Royal protection officers 'live in fear of losing pensions' if they leak stories to press


Royal protection officers “live in fear of losing their pensions” if they leak stories to the press, an expert has claimed. Daily Express royal correspondent Richard Palmer told the publication’s Royal Round Up podcast that in the 1980s and 90s Buckingham Palace didn’t pay well so staff would sell stories to newspapers to supplement their income.

Royal protection officers act as bodyguards to certain members of the Royal Family and have years of experience as senior police officers trained in unarmed combat and firearms.

Mr Palmer recalled a conversation with a press secretary to the late Queen Elizabeth II who told him the palace had clamped down on the kind of leaks and briefings from one royal against another seen in the 1990s.

For part of that decade, a war of words reportedly existed between Princess Diana and Charles, the then Prince of Wales, as their relationship continued to deteriorate.

Sources close to Charles allegedly conducted a smear campaign against the late Princess of Wales, according to a claim made by Patrick Jephson, who was Diana’s private secretary between 1988 and 1996.

The royal reporter made the revelations during a discussion about Elizabeth II’s former personal assistant, Angela Kelly, who reportedly signed a non-disclosure agreement with the palace.

It has been claimed King Charles gifted Ms Kelly a home in return for her keeping silent about her relationship with the late monarch and Royal Household.

Royal expert Richard Fitzwilliams has claimed Charles regarded some photos used in Ms Kelly’s books as inappropriate and wanted to avoid further revelations coming out about her relationship with the Queen.

Asked by podcast host Pandora Forsyth why Ms Kelly couldn’t have been offered another role, Mr Palmer said: “Well, possibly, I don’t know. But the other element is that she’s got children and grandchildren in the north of England and my understanding is she wanted to spend more time with them.”

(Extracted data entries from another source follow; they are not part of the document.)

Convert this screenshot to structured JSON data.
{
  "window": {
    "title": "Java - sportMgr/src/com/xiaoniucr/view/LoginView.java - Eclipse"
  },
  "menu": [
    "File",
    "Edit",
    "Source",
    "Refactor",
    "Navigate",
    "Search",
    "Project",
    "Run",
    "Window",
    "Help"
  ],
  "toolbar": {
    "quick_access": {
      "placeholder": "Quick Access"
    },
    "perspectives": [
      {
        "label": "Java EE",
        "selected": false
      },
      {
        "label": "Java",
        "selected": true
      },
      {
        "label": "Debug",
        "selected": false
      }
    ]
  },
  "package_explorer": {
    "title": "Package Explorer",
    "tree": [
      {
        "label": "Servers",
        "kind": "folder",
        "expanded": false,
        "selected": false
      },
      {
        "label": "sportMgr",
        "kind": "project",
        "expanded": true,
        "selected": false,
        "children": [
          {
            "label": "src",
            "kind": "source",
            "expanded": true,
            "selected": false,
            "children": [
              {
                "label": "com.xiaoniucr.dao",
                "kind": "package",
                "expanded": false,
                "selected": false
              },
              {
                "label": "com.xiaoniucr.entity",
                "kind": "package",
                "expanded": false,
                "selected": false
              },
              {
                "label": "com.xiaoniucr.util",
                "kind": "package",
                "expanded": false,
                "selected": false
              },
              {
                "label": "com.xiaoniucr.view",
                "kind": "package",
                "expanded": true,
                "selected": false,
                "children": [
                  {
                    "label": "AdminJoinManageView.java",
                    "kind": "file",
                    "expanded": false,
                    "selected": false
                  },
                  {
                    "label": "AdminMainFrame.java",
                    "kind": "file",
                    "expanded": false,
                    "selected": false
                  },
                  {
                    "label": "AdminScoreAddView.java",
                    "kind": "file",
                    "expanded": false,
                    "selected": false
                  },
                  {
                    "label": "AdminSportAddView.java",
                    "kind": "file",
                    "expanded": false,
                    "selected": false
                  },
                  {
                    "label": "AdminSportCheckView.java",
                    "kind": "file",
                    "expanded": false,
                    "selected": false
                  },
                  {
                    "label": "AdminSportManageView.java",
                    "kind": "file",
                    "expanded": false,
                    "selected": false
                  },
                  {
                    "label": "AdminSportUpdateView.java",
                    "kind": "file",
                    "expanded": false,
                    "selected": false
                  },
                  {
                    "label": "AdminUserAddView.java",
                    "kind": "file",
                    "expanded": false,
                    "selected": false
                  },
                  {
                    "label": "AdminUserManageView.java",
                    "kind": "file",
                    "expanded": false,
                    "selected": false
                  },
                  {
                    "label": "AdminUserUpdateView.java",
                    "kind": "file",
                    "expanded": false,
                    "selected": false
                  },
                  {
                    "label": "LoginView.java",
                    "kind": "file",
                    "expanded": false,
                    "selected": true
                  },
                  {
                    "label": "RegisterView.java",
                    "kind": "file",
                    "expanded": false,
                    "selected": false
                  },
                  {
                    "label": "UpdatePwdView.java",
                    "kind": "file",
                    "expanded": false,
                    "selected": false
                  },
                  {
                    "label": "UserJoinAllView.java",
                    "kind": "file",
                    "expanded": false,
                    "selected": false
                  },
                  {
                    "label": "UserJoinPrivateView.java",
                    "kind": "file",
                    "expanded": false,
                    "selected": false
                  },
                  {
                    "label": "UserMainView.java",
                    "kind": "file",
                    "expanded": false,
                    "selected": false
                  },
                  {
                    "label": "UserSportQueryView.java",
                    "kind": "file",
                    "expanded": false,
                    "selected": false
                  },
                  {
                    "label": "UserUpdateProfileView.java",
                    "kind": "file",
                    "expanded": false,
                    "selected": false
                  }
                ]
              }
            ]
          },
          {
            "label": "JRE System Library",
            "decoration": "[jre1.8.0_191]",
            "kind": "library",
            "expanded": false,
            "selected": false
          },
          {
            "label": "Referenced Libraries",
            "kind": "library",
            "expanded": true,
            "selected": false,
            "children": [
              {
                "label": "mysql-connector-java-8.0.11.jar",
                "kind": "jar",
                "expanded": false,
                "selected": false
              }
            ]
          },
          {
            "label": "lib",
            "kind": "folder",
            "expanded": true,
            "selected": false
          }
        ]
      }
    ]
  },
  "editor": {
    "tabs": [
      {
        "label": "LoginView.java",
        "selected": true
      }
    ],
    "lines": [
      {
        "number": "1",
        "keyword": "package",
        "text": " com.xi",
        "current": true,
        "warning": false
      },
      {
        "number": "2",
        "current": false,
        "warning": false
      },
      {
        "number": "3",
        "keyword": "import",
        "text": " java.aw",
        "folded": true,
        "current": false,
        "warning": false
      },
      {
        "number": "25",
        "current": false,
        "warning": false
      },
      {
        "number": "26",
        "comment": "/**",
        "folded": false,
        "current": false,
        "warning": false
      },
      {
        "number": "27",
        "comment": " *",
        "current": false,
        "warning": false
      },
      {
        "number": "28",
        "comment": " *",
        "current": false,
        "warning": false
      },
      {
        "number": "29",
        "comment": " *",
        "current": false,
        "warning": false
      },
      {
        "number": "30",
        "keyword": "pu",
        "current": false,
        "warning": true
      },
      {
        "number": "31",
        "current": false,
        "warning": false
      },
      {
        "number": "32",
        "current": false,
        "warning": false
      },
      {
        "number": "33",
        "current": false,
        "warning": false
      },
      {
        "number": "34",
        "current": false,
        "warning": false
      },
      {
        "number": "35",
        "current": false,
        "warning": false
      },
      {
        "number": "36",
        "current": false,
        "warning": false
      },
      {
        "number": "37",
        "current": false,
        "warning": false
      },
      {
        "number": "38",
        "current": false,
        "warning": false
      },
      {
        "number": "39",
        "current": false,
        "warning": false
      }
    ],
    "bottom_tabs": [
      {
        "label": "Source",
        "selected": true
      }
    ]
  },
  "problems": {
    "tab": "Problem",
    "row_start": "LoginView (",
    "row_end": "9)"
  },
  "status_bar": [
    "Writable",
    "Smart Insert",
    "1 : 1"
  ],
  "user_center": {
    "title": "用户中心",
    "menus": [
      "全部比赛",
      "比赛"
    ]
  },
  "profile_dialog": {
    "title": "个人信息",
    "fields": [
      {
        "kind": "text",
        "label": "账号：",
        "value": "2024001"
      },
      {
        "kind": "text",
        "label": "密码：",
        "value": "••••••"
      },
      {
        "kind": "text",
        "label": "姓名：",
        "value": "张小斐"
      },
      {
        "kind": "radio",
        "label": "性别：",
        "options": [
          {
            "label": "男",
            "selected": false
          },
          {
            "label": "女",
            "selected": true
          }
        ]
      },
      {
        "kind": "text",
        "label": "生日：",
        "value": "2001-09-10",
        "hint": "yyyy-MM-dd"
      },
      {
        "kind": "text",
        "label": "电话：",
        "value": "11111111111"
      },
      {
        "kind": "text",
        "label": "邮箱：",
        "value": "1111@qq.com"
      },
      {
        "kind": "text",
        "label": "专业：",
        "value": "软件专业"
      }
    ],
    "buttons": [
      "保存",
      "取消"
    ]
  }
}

He went on to recount a story published by a Sunday newspaper which speculated Ms Kelly might be forced out.

Mr Palmer said he then wrote a story saying she was going to leave the palace’s employment, but she had not been forced out.

The royal reporter added: “The key thing, I was told, was that she could have stayed in Windsor. She could have stayed in that house in Windsor that she’s had. Having retired, she could have had it for the rest of her life. So she wasn’t forced out of her home.”

Removal vans pitched up outside Ms Kelly’s Windsor home in May and the former monarch’s senior dresser looked emotional as her belongings were ushered out of the property.

The former personal assistant is believed to have moved to the Peak District where King Charles has reportedly gifted her a new home to honour his late mother’s promise to keep a roof over her head.

Her new home was reportedly bought by King Charles on the understanding it will revert back to the Crown after Ms Kelly’s death.

News Ms Kelly would leave her home emerged in April in a social media post.

The designer posted a picture of her garden, writing: “Getting ready to say goodbye. I am moving at last to my new home which I will be able to call My Home at last.”

In reply to a friend, Ms Kelly wrote she would be moving to the Peak District, that her new home was “not too far away from the family” and she was “looking forward to New Adventures”.